Carnfunnock Lime Kilns
Our two stone kilns were built in the early 1800s in order to burn lime. The lime was produced from the former quarry that was located between the kilns. Lime burning could take up to four days. The kilns were therefore built as a pair so that one could be kept going while the other was being emptied. By the early 1900s they were defunct and lime for the estate was purchased from Kilwaughter lime works, which is situated south of Larne.
What is limestone?
Limestone, which is plentiful in the Antrim Coast and Glens, was formed over 100 million years ago from the remains of tiny shells and micro-skeletons deposited on the sea bed. These remains eventually formed solid rock. In the 18th and 19th centuries, numerous limestone quarries and kilns prospered locally, producing lime for agricultural and construction purposes. With the increasing use of cement, crushed limestone and artificial fertilisers, the quarries and kilns have not functioned for a long time.
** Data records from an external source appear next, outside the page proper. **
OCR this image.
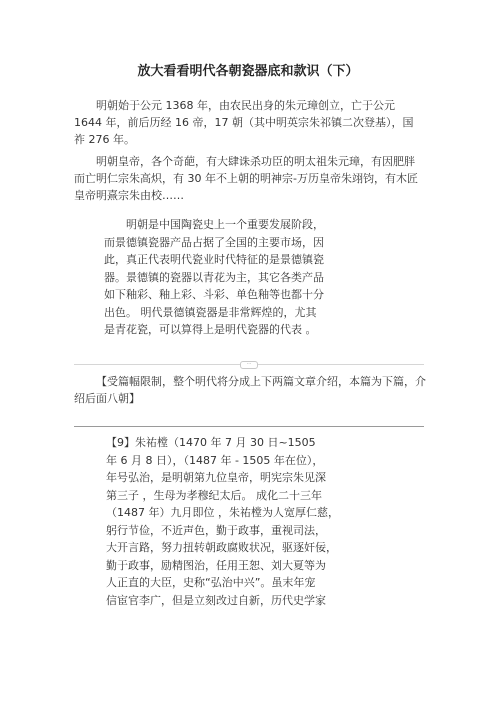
放大看看明代各朝瓷器底和款识（下）
明朝始于公元 1368 年，由农民出身的朱元璋创立，亡于公元 1644 年，前后历经 16 帝，17 朝（其中明英宗朱祁镇二次登基），国祚 276 年。
明朝皇帝，各个奇葩，有大肆诛杀功臣的明太祖朱元璋，有因肥胖而亡明仁宗朱高炽，有 30 年不上朝的明神宗-万历皇帝朱翊钧，有木匠皇帝明熹宗朱由校……
明朝是中国陶瓷史上一个重要发展阶段，
而景德镇瓷器产品占据了全国的主要市场，因
此，真正代表明代瓷业时代特征的是景德镇瓷
器。景德镇的瓷器以青花为主，其它各类产品
如下釉彩、釉上彩、斗彩、单色釉等也都十分
出色。 明代景德镇瓷器是非常辉煌的，尤其
是青花瓷，可以算得上是明代瓷器的代表 。
···
【受篇幅限制，整个明代将分成上下两篇文章介绍，本篇为下篇，介绍后面八朝】
【9】朱祐樘（1470 年 7 月 30 日~1505
年 6 月 8 日），（1487 年 - 1505 年在位），
年号弘治，是明朝第九位皇帝，明宪宗朱见深
第三子 ，生母为孝穆纪太后。 成化二十三年
（1487 年）九月即位 ，朱祐樘为人宽厚仁慈，
躬行节俭，不近声色，勤于政事，重视司法，
大开言路，努力扭转朝政腐败状况，驱逐奸佞，
勤于政事，励精图治，任用王恕、刘大夏等为
人正直的大臣，史称“弘治中兴”。虽末年宠
信宦官李广，但是立刻改过自新，历代史学家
How does a lime kiln work?
The first stage in preparing this type of kiln was to light a coal fire at the base of the shaft. Alternating layers of coal and limestone pieces were then tipped into the ‘charge hole’ at the top. Once the fire was lit and the fuel started to burn, there was no need for the bottom fire. It would keep slowly burning day after day with temperatures reaching over 900oC. As the powdery mixture, known as quicklime, dropped through the grate into the ‘draw hole’ it was raked out and bagged. Further layers of coal and limestone were added at the top to allow continuous burning. The arched opening, known as the ‘kiln eye’, allowed air to feed the fire, prevented the hot quicklime from being blown around and protected it from the rain. There was also a poking hole to ensure the lime fell to the bottom. Producing lime this way was time consuming, dangerous and labour intensive. The material was corrosive and many workers suffered chemical burns from handling it or went blind if it entered their eyes. The fumes created by the burning process were often overpowering.
What was the lime used for?
Kilns were used mainly during the spring and summer when they would burn day and night. The quicklime was spread over the land to neutralise the acidity of peaty soil for growing better crops and improving yields. It was also the primary ingredient in lime mortar and white wash for buildings.